"What of that! Bibles are as common as leaves here. I found two lying on the seat which I took this morning. People seem to think the art of stealing has not found its way here."

"Flossy is changed," interrupted Marion. "The mouse is certainly different from what I ever saw her before; she seems so quiet and self-sustained. I thought she was bored. Why, I expected her to hail a trip to her dear Saratoga with absolute delight! She belongs to just the class of people who would find the intellectual element here too strong for her, and would have to flutter off in that direction in self-defense. Ruthie, you have the temper of an angel not to fly out at me for bringing in Saratoga every few minutes. It isn't with 'malice aforethought,' I assure you. I forget your projected scheme whenever I speak of it; but you must allow me to be astonished over Flossy's refusal to go with you. Something has come over the mousie that is not explainable by any of the laws of science with which I am acquainted."

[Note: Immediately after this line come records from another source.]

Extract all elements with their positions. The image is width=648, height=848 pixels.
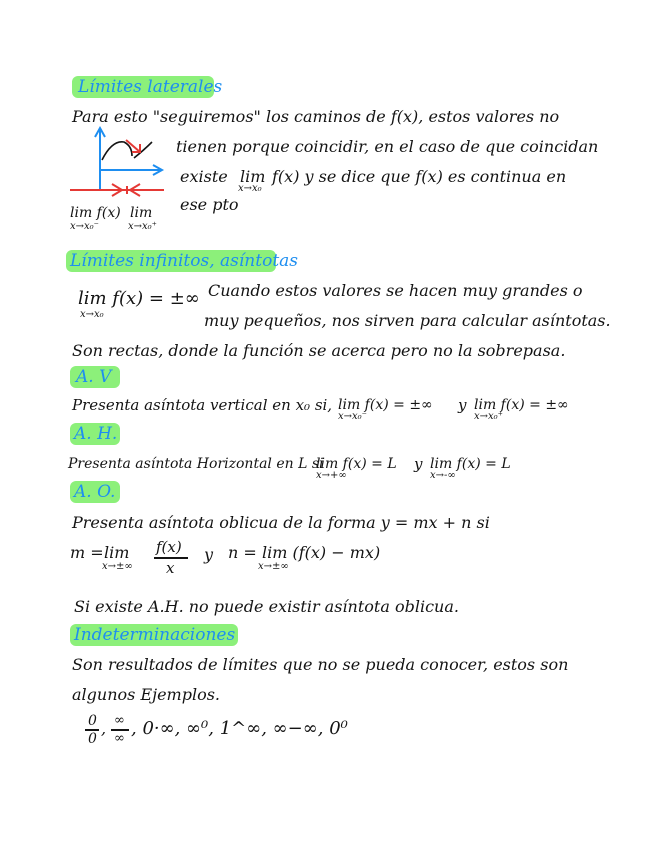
- ao-text: Presenta asíntota oblicua de la forma y = mx + n si: [72, 513, 490, 532]
- av-text: Presenta asíntota vertical en x₀ si,: [72, 396, 333, 414]
- heading-limites-infinitos: Límites infinitos, asíntotas: [70, 251, 299, 271]
- ah-text: Presenta asíntota Horizontal en L si: [68, 456, 324, 472]
- text-line: existe: [180, 167, 228, 186]
- ah-limit-plus-subscript: x→+∞: [316, 470, 347, 481]
- limit-symbol: lim: [240, 167, 266, 186]
- infinite-limit-subscript: x→x₀: [80, 309, 104, 320]
- ao-conjunction: y: [204, 545, 214, 564]
- limit-subscript: x→x₀: [238, 183, 262, 194]
- indet-separator: ,: [101, 719, 107, 738]
- ao-note: Si existe A.H. no puede existir asíntota oblicua.: [74, 597, 459, 616]
- ah-conjunction: y: [414, 455, 423, 473]
- heading-ao: A. O.: [74, 482, 116, 502]
- indet-frac2-den: ∞: [114, 731, 125, 746]
- m-fraction-numerator: f(x): [156, 538, 182, 556]
- ah-limit-minus: lim f(x) = L: [430, 456, 511, 472]
- av-limit-left: lim f(x) = ±∞: [338, 397, 433, 413]
- heading-limites-laterales: Límites laterales: [78, 77, 223, 97]
- axis-x: [100, 165, 162, 175]
- text-line: algunos Ejemplos.: [72, 685, 221, 704]
- heading-indeterminaciones: Indeterminaciones: [74, 625, 236, 645]
- text-line: Para esto "seguiremos" los caminos de f(x), estos valores no: [72, 107, 560, 126]
- left-limit-subscript: x→x₀⁻: [70, 221, 99, 232]
- av-limit-right: lim f(x) = ±∞: [474, 397, 569, 413]
- heading-av: A. V: [76, 367, 112, 387]
- av-limit-right-subscript: x→x₀⁺: [474, 411, 503, 422]
- text-line: Cuando estos valores se hacen muy grandes o: [208, 281, 583, 300]
- ah-limit-plus: lim f(x) = L: [316, 456, 397, 472]
- text-line: tienen porque coincidir, en el caso de que coincidan: [176, 137, 599, 156]
- indet-frac1-num: 0: [88, 713, 97, 729]
- n-limit-subscript: x→±∞: [258, 561, 289, 572]
- text-line: muy pequeños, nos sirven para calcular asíntotas.: [204, 311, 611, 330]
- m-limit-subscript: x→±∞: [102, 561, 133, 572]
- av-conjunction: y: [458, 396, 467, 414]
- indet-rest: , 0·∞, ∞⁰, 1^∞, ∞−∞, 0⁰: [131, 718, 348, 739]
- right-limit: lim: [130, 205, 153, 221]
- indet-frac1-den: 0: [88, 731, 97, 747]
- approach-arrows: [70, 140, 164, 196]
- ah-limit-minus-subscript: x→-∞: [430, 470, 456, 481]
- text-line: f(x) y se dice que f(x) es continua en: [272, 167, 567, 186]
- right-limit-subscript: x→x₀⁺: [128, 221, 157, 232]
- indet-frac2-num: ∞: [114, 713, 125, 728]
- text-line: ese pto: [180, 195, 239, 214]
- curve-left: [102, 142, 132, 160]
- text-line: Son resultados de límites que no se pueda conocer, estos son: [72, 655, 569, 674]
- text-line: Son rectas, donde la función se acerca pero no la sobrepasa.: [72, 341, 566, 360]
- n-limit: lim (f(x) − mx): [262, 543, 381, 562]
- n-equation: n =: [228, 543, 257, 562]
- left-limit: lim f(x): [70, 205, 121, 221]
- infinite-limit-formula: lim f(x) = ±∞: [78, 288, 200, 309]
- heading-ah: A. H.: [74, 424, 118, 444]
- m-limit: lim: [104, 543, 130, 562]
- axis-y: [95, 128, 105, 190]
- av-limit-left-subscript: x→x₀⁻: [338, 411, 367, 422]
- m-fraction-denominator: x: [166, 559, 175, 577]
- m-equation: m =: [70, 543, 104, 562]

"Don't trouble yourself to apologize, I beg. I hope you do not think I am so foolish as to care anything about your hints as to Saratoga. Of course I recognize my right in this world to be governed by my own tastes and inclinations. I have enjoyed that privilege too long to be disturbed by trifles." This from Ruth; but I shall have to admit that it was very stiffly spoken, and if she had but known it, indicated that she did care a great deal. In truth she was very sore over her position and her plans. She who had prided herself on her intellectuality bored to the very point of leaving, and Flossy, who had been remarkable for nothing but flutter and fashion, actually so interested that she could not be coaxed into going away! What was it that interested her? That was the question which interested and puzzled Ruth. She studied over it during all the time that Marion and Eurie were chatting about the morning service.

Flossy was different; there was no shutting one's eyes to that fact. The truth was that she had suddenly seemed to have little in common with her own party. She certainly said little to them; she made no complaints as to inconveniences, even when they amounted to positive annoyances with the rest of the party; she had given up afternoon toilets altogether, and in fact the subject of dress seemed to be one that had suddenly sunken into such insignificance as to cease to claim her thoughts at all.

Grave changes these to be found in Flossy Shipley. Then, too, she had taken to wandering away alone in the twilight; during the short spaces between services she was nowhere to be found, but the Chautauqua bell brought her back invariably in time to make ready for the next service. "There is certainly more to the little mouse than I ever expected before. If Chautauqua wakes our wits as it has Flossy's we shall have reason to bless the day that Dr. Vincent invented it." This Ruth heard from Marion as she roused herself from her reverie to give attention to what the girls were saying. They had got back to a discussion of Flossy again. It was a subject that someway annoyed Ruth, so she dismissed it, and made ready for the afternoon meeting, whither they all went.

To Marion the morning sermon had been an intellectual treat. She had a way of listening to sermons that would have been very disheartening to the preacher if he had known of it. She had learned how to divest herself of all personality. The subject was one that had nothing to do with her; the application of solemn truths were for the people around her who believed in these things, but never for her; so she listened and enjoyed, just as she enjoyed a book or a picture, just as if she had no soul at all, nothing but an intellect.

It was very rare indeed that an arrow from any one's quiver touched her. But there was one single sentence in Dr. Pierce's sermon that was destined to haunt her. Said he: "When the blind man was questioned he couldn't argue, he didn't try to; but he could stand up there before them and say, 'Whereas I was blind, now I see; make the most of that.' And wasn't it an unanswerable argument? There is no argument like it. When men are honest and earnest and spiritual in Wall Street, it tells."

Now that was just the kind of sentence to delight Marion's heart. The inconsistencies of Christians was one of her very strong points, she saw them bristling out everywhere, and she looked about her with a satisfied smile on her face that so large a company of them were getting so sharp a thrust as this.

And suddenly there flashed across her brain an utterly new thought. "Whereas I was blind, now I see." "Perhaps," she said to herself—"perhaps I am blind. What if that should be the only reason why these things are not to me as they are to others. How do I know, after all, but there may really be a spiritual blindness, and that it may be holding me? How do I know but that the reason some of these poor ignorant people whom I meet are so firm in their belief of Christ and heaven is because they have had just this experience?

"'Whereas I was blind, now I see!' How can I possibly tell but that this may be the case? I wonder what I do think anyway? Do I really think that all these men gathered here are either deceived or deceivers? One or the other they must be—and either position is too silly to sustain—or else I must be blind. If there should be such a thing as seeing, and I discover it too late! If there is a too late to this thing, and I do not find it out simply because I am blind, what then? The sun shines, of course, though I dare say an entirely blind man doesn't believe it. Doesn't have an idea anyway what it is—how can he?"